Similar to tumor size, high EphA8 expression was also shown to be an independent prognostic factor for OTSCC by multivariate Cox proportional hazards regression model. Of note, EphA8 has been reported to be an independent prognostic factor in epithelial ovarian cancer [20]. It is thus of great value to explore whether EphA8 overexpression is a common process or mechanism in the progression of certain cancers.

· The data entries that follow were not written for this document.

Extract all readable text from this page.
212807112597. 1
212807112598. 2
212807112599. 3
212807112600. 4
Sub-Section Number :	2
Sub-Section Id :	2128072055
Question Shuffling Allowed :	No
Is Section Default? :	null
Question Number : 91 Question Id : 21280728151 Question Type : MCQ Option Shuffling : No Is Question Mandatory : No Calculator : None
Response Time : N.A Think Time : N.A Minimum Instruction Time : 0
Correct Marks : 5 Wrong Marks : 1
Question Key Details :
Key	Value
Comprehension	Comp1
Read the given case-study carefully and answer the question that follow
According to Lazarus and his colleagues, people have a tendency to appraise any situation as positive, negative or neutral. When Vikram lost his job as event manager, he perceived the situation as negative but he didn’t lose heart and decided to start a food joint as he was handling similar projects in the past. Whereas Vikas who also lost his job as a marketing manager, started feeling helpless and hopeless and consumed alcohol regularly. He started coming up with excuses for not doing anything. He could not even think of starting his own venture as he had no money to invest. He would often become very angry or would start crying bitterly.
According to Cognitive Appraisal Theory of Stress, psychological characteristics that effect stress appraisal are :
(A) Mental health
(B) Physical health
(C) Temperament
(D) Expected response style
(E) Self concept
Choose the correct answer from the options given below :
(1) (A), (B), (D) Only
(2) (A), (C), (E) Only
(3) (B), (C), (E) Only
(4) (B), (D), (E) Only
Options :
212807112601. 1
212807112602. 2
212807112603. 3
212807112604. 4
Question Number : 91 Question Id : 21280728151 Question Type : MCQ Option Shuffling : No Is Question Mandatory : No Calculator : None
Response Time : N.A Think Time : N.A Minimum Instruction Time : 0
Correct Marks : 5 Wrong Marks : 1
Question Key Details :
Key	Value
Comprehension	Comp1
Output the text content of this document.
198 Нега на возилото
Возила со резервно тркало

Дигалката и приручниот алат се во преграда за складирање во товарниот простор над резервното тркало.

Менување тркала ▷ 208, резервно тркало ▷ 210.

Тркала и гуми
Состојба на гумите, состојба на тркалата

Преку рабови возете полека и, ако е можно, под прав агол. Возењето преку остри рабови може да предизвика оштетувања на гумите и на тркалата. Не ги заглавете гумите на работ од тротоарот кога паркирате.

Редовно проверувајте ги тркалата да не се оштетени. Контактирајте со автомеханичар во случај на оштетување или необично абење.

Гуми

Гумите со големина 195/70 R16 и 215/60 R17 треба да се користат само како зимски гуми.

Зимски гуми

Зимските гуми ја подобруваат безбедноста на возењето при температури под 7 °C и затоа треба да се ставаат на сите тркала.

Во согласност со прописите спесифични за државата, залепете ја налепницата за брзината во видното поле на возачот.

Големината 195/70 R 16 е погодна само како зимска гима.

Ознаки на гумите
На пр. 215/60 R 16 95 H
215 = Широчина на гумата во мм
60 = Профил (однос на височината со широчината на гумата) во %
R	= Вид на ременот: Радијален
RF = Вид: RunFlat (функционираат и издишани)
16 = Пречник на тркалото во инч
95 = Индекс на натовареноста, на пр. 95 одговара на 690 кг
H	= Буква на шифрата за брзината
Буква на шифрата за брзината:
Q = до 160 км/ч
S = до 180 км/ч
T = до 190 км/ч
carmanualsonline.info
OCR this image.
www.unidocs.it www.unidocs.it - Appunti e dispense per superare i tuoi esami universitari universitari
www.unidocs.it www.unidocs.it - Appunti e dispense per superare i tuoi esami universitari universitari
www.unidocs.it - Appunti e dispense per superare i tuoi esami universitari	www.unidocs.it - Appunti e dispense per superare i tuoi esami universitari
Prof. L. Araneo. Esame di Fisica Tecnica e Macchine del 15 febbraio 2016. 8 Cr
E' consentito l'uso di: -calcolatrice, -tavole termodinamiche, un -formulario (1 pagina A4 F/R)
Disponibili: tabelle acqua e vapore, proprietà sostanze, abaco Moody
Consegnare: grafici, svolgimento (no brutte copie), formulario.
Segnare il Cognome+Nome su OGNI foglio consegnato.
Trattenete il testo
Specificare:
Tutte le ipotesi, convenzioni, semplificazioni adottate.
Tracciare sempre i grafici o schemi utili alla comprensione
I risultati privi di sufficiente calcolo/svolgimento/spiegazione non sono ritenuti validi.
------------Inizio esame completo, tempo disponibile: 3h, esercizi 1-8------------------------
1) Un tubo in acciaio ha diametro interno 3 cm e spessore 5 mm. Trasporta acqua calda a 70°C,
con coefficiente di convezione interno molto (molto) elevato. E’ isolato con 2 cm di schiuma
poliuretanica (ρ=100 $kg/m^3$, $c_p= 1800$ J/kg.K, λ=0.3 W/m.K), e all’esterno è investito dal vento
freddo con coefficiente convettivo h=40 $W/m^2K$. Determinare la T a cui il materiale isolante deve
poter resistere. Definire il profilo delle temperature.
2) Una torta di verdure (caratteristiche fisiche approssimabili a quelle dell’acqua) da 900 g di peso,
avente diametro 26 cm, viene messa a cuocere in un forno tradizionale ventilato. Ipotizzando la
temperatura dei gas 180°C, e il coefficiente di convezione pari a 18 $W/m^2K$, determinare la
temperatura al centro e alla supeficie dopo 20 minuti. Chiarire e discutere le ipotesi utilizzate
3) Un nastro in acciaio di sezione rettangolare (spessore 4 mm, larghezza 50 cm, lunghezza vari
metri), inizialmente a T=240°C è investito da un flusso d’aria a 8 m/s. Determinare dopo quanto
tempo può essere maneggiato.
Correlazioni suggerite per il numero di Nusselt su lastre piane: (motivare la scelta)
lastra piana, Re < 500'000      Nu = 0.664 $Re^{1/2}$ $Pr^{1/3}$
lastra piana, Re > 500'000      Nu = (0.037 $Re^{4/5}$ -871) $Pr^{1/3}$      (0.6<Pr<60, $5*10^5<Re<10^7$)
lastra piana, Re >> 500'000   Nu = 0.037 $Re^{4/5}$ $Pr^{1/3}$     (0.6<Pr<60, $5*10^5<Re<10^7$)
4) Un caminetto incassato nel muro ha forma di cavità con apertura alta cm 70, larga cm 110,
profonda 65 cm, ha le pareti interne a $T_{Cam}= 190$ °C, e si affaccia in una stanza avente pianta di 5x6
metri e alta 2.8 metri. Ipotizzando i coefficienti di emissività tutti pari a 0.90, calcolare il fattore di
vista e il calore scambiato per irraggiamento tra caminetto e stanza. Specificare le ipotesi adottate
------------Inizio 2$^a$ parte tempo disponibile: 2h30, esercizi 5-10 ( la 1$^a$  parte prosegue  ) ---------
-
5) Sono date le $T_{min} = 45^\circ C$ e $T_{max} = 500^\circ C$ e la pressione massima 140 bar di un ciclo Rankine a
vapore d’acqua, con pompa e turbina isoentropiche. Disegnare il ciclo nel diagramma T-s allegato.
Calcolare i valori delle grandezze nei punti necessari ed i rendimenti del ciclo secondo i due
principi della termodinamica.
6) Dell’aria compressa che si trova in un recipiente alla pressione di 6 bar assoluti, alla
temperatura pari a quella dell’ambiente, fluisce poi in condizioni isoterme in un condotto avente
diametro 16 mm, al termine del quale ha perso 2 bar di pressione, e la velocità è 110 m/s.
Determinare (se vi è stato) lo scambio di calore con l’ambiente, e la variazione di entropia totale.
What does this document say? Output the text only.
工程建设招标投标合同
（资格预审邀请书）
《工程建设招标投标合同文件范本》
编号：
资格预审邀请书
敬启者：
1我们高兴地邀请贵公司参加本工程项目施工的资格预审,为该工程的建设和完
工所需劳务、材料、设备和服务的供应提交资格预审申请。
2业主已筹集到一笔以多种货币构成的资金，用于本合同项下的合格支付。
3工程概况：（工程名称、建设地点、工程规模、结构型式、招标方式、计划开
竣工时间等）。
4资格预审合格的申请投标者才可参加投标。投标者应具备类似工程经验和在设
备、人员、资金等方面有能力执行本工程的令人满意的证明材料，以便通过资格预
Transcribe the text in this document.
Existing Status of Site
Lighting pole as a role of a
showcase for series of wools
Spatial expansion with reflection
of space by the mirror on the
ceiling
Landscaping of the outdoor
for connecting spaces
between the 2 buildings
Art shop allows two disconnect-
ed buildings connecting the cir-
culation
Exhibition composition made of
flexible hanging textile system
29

As a membrane-anchored receptor, EphA8 exerts various functions via binding with its ligand ephrins. For example, EphA8-Fc enhanced apoptotic cell death of ephrinA5-expressing cells during brain development. In our study, we examined the possible effects of EphA8 expression on OTSCC via MTT assay and Matrigel invasion assay. We found EphA8 expression did not affect the proliferation of tumor cells. Consistent with other studies [19,33], we found high EphA8 expression could enhance the invasion capacity of tumor cells, which further supports that EphA8 participated in the progression of OTSCC. The exploration of the detailed underlying mechanisms will be of great value in drug development in the future.

Conclusions

In this current study, we found that EphA8 was highly expressed in OTSCC tissues and associated with OTSCC TNM stage. Univariate and multivariate analysis revealed that high EphA8 expression correlated with a poor survival rate of OTSCC patients and served as an independent prognostic factor for OTSCC. In vitro experiments support that EphA8 promoted the progression of OTSCC via positively regulating the invasion capacity of tumor cells.